Some mercury-containing compounds are famous semiconductor materials, for instance, the MCT (Hg_xCd_1-xTe) which is a very useful IR detector in the military area. Compound 1 contains mercury, so it is expected to possess semiconductor behaviour. We conducted its solid-state UV-Vis diffuse reflectance spectra by using a powder sample at room temperature. Its diffuse reflectance spectrum was treated by using the Kubelka–Munk function, that is, α/S = (1 − R)²/2R. In this function, α means the absorption coefficient, S is the scattering coefficient, while R refers to the reflectance. Its semiconductor band gap can be determined by extrapolating from the linear part of the absorption edges in the α/S versus energy figure, as presented in Figure 8. With regard to compound 1, the solid-state UV-Vis diffuse reflectance spectrum shows that it has a wide semiconductor band gap of 2.32 eV. Therefore, compound 1 is possibly a candidate for wide optical band gap semiconductors. Furthermore, the solid-state UV-Vis diffuse reflectance spectrum of compound 1 shows a slow slope of the optical absorption edge; this indicates an indirect transition. ¹⁹

OPEN IN VIEWER

Figure 8.

Solid-state diffuse reflectance spectrum for 1.

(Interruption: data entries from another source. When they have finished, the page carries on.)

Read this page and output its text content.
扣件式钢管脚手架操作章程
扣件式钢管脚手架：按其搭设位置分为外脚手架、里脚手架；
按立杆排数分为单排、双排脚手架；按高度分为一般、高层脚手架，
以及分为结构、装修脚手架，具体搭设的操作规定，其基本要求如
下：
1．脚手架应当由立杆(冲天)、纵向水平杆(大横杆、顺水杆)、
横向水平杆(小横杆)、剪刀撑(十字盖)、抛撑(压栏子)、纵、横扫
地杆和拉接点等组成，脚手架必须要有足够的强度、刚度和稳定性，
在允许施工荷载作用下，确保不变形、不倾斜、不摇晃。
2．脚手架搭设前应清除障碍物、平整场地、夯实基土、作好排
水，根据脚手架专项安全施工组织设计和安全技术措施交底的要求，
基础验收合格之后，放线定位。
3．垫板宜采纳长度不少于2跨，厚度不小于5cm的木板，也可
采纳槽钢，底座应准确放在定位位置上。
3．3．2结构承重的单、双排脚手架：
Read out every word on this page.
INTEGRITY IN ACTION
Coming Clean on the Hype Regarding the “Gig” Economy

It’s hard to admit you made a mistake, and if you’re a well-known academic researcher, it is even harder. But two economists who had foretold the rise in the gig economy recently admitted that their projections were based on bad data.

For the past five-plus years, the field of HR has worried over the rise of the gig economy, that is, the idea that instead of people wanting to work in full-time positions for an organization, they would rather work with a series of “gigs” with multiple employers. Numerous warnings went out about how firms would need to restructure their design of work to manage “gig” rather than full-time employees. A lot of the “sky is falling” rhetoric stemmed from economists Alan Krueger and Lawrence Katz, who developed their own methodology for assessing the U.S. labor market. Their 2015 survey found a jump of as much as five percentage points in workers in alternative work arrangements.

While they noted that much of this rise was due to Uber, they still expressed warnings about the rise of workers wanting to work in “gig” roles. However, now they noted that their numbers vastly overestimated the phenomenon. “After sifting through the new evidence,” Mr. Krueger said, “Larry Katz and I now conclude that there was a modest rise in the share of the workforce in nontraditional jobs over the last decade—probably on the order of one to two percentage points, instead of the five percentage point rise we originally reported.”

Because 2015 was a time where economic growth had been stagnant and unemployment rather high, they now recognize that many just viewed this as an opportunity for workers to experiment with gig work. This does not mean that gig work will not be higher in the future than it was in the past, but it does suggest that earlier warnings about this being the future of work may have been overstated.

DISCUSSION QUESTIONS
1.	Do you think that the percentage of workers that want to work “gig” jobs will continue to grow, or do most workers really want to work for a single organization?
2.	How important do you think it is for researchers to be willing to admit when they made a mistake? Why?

In summary, a novel holmium–mercury complex was obtained via a hydrothermal reaction and characterized by single-crystal X-ray diffraction. Compound 1 features a 1D chain-like structure. The solid-state photoluminescence measurement reveals that it has a green emission peak which is originated from the ⁵S₂ → ⁵I₈ transition of the Ho³⁺ ion. The energy transfer mechanism is explained by using the energy level figure of Ho³⁺ ions and isonicotinic acid. Compound 1 displays remarkable CIE chromaticity coordinates of (0.2065, 0.4969). Thus, compound 1 is a potential candidate for green light-emitting materials. The solid-state UV-Vis diffuse reflectance measurement reveals that compound 1 possesses a wide optical band gap of 2.32 eV.